На собственном юбилее его тоже ждали значительные приключения, в которых, правда, на следующее утро он не мог дать себе никакого отчета, поскольку решительно ничего не помнил. Известие о его сорокалетии заблаговременно облетело всех чутких к подобного рода событиям людей, так что к приближенным Силищева, которых он приглашал лично, прибавилась и масса всяких случайных и даже неизвестных персон. Не все собравшиеся одинаково хорошо представляли себе, о каком юбилее идет речь, и, рассказывают, выпадали даже такие странные минуты, когда тот или иной развеселившийся человек именно себя воображал виновником торжества и был готов принимать поздравления. Пришел Топольков, стройный и живой даже в своей скорлупке томности, улыбчивый. Он перестал гнуть спину на Гробова и со смехом рассказывал, что тот платит Аленушке сто рублей за визит, о чем ему, Тополькову, поведала сама Аленушка, простодушно высказав догадку, что у него теперь имеются веские основания порвать с ней. Топольков это и сделал, хотя, может быть, не столь решительно, как подобало настоящему мужчине, а заодно прервал всякие отношения и с Гробовым.

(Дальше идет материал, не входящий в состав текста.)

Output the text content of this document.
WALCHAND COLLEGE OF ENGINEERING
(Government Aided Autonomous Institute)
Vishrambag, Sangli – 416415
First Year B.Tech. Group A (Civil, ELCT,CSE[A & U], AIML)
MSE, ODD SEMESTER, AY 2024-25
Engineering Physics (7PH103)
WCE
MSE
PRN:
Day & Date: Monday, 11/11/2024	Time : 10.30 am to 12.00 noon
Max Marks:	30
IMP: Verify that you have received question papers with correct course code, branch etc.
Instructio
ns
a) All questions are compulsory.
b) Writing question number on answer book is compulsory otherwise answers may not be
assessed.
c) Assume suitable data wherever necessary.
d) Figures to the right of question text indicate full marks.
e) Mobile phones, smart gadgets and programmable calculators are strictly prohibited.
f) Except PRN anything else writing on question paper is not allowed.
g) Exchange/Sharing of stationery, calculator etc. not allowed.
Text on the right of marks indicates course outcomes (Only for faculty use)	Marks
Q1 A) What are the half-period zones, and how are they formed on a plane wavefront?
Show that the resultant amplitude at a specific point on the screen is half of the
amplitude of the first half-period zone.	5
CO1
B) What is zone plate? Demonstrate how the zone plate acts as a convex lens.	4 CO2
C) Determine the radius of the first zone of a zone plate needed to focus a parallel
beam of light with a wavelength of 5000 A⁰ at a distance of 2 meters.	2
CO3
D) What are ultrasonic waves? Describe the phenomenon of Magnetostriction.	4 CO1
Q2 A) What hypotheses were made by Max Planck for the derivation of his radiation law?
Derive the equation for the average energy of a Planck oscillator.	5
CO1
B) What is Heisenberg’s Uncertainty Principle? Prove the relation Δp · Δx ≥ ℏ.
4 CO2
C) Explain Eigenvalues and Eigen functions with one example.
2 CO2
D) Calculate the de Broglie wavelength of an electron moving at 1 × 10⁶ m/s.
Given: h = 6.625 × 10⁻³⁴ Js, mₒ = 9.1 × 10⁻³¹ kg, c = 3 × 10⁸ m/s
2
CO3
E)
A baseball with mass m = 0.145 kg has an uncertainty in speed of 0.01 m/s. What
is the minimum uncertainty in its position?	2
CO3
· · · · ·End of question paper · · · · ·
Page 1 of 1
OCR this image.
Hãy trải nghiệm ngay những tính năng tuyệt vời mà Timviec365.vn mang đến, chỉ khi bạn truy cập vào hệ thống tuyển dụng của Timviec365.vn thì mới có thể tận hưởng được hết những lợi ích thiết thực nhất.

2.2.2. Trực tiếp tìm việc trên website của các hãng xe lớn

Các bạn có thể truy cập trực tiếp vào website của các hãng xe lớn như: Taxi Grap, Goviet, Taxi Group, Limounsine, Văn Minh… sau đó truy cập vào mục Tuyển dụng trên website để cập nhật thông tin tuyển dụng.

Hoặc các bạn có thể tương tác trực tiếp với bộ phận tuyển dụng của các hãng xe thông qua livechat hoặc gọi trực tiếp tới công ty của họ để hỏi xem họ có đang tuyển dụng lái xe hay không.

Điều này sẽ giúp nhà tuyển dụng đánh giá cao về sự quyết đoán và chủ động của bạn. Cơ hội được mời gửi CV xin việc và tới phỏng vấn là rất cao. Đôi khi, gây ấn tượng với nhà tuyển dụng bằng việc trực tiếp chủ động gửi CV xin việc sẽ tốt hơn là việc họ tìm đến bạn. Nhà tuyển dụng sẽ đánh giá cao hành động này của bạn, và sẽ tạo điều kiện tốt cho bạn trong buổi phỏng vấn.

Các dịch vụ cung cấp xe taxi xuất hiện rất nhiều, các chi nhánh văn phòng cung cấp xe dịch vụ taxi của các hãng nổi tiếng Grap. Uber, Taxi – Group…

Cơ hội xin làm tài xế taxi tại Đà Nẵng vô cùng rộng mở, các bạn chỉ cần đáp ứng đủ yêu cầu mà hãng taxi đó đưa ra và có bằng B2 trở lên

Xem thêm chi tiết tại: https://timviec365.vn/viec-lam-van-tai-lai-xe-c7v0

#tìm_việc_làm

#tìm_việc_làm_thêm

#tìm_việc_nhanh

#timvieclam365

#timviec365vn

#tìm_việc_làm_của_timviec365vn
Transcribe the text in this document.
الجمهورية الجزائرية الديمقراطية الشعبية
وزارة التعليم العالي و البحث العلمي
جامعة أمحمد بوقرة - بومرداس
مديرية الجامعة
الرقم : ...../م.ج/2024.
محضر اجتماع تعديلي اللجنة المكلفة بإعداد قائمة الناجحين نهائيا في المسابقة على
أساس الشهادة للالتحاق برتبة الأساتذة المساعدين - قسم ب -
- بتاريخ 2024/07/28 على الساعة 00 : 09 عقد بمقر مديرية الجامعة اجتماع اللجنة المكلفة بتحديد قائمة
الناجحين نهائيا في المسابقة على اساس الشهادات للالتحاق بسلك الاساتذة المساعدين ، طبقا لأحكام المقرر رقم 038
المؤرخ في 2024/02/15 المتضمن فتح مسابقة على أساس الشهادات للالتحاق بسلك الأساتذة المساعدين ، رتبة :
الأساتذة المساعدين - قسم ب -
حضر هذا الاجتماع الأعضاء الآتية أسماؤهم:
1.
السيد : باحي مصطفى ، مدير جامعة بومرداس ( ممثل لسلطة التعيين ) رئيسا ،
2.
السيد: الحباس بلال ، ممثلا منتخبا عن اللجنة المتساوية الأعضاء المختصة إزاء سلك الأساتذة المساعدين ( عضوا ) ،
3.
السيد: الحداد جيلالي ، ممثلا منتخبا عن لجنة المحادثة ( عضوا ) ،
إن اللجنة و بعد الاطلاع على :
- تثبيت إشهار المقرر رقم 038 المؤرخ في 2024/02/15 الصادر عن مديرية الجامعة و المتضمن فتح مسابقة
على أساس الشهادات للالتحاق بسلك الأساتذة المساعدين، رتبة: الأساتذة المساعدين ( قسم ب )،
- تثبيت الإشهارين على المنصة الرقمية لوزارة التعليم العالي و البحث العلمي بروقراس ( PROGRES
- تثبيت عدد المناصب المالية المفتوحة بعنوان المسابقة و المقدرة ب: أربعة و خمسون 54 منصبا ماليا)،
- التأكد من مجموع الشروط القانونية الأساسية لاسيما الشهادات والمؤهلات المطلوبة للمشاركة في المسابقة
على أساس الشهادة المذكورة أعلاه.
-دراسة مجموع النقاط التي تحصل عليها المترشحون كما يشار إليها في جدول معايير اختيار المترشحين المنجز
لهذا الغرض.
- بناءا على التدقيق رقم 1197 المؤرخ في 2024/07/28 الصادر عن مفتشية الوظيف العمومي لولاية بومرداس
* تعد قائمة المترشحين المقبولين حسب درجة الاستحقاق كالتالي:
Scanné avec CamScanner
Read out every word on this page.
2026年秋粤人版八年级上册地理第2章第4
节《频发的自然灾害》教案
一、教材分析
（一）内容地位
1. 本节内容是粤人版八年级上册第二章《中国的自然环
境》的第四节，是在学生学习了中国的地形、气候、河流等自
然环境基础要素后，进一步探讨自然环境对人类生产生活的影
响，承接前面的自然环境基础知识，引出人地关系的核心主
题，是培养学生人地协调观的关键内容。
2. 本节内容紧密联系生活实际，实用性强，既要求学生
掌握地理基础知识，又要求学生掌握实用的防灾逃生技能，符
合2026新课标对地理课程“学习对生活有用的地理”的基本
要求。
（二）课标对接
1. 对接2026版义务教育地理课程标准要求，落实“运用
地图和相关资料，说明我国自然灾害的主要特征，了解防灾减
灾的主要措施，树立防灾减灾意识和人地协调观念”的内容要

С писателем, по словам Тополькова, произошла достойная упоминания история. Горюнов, важный человек в местном издательстве "Факел", совершенно укрепился в отрицательном отношении к сочинениям Гробова и даже возымел несолидную привычку тешиться иногда на досуге в кругу друзей вышучиванием гробовской разнузданной способности хоронить изящную словесность в лавинах изощренной галиматьи. Сам Гробов, искренне веруя, что редактор просто заблуждается, задался целью разрушить это недоразумение, мешавшее ему приступить к весьма плодотворному сотрудничеству с "Факелом". Гробов верил, что увенчание его литературных заслуг хвалебной критикой и всевозможными знаменитыми премиями – вопрос времени, и потому уже сейчас, пусть еще на отдаленных подступах к наградам, вел себя остро и мощно. Горюнов (такой чопорный на людях и такой душечка, буквально Петенька Петрович для своих) еще срывал аплодисменты в узком кругу посвященных, высказывая идея, своим свободомыслием всегда чуточку опережавшие общественное свободомыслие, а тем временем Гробов с мрачной кропотливостью разрабатывал план, благодаря которому он дерзко возьмет Петеньку Петровича в клещи и обратит все его вольнодумие в воплощенное рвение угодить ему, Гробову.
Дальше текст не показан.